La décision finale d’investissement vient d’être finalisée autour d’un pool composé notamment de la Banque européenne pour la reconstruction et le développement (Berd), de la Société financière internationale (SFI), et de la Banque asiatique d'investissement pour les infrastructures.
« L'infrastructure améliorera considérablement nos opérations de transbordement sur le marché de la Méditerranée orientale et offrira en même temps un meilleur accès au commerce égyptien », a indiqué pour la forme Rolf Habben Jansen, PDG de Hapag-Lloyd.
Alors que la construction de l'infrastructure est en cours, la mise en service du terminal est prévue pour le début de l'année 2025.
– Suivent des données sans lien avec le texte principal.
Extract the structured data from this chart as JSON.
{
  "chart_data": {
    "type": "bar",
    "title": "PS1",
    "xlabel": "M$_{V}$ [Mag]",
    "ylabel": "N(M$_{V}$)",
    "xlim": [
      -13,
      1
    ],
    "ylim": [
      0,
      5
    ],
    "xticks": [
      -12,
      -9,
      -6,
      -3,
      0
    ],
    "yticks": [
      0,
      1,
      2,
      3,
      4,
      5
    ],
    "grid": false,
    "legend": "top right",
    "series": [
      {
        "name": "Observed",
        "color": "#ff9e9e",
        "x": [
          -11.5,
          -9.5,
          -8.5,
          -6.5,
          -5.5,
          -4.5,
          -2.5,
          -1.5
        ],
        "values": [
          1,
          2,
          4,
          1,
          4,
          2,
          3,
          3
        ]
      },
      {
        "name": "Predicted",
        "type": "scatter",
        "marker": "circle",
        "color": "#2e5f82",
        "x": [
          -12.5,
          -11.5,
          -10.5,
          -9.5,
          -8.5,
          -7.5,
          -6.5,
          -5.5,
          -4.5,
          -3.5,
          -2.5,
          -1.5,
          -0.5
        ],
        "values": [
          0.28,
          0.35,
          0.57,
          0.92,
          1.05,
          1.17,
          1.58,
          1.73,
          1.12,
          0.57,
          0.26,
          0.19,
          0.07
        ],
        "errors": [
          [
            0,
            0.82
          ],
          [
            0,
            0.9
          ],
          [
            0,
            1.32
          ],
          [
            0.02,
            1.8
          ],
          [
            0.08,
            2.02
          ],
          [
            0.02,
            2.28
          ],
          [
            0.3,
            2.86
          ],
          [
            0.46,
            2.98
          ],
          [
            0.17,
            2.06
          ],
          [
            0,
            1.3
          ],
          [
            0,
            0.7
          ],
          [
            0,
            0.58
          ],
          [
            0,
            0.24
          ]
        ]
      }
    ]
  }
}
Derniers Investissements en date de Hapag-Lloyd (extrait de son rapport financier du troisième trimestre 2023)
Opérations en cascade
Toujours en 2022, en fin d'année, Hapag-Lloyd et l’opérateur portuaire italien Spinelli ont convenu d’une entrée du premier dans le capital du second à hauteur de 49 % (feu vert obtenu en janvier 2023). Le groupe est très implanté dans les ports de Gênes et de Salerne, à la barre de plusieurs terminaux spécialisés et polyvalents.
La compagnie de ligne a annoncé un mois plus tard, en octobre, avoir déboursé 1 Md$ pour un opérateur sud-américain de terminaux SAAM, qui exploite dix terminaux, principalement en Amérique du Sud et centrale (41 Mt et 3,3 MEVP en 2021).
Enfin, en janvier 2023, un accord devrait lui permettre de détenir 35 % des parts de l'opérateur indien JM Baxi Ports&Logistics (JMBPL). L'Allemand et l'actionnaire majoritaire (60,8 %) – les descendants des fondateurs de la société, la famille Kotak –, se sont ensuite mis d'accord sur une augmentation de capital qui va porter la participation d'Hapag-Lloyd à 40 %.
JM Baxi Ports & Logistics est l'un des principaux opérateurs privés de terminaux et de services de transport intérieur en Inde. La société emploie environ 5 400 personnes et ses activités conteneurs représentent un volume consolidé de 1,6 MEVP.
Hapag Lloyd se retrouve ainsi actionnaire d’un groupe qui a emporté en août avec CMA CGM, la concession pour trente ans du terminal de Nhava Sheva dans le premier port à conteneurs du pays.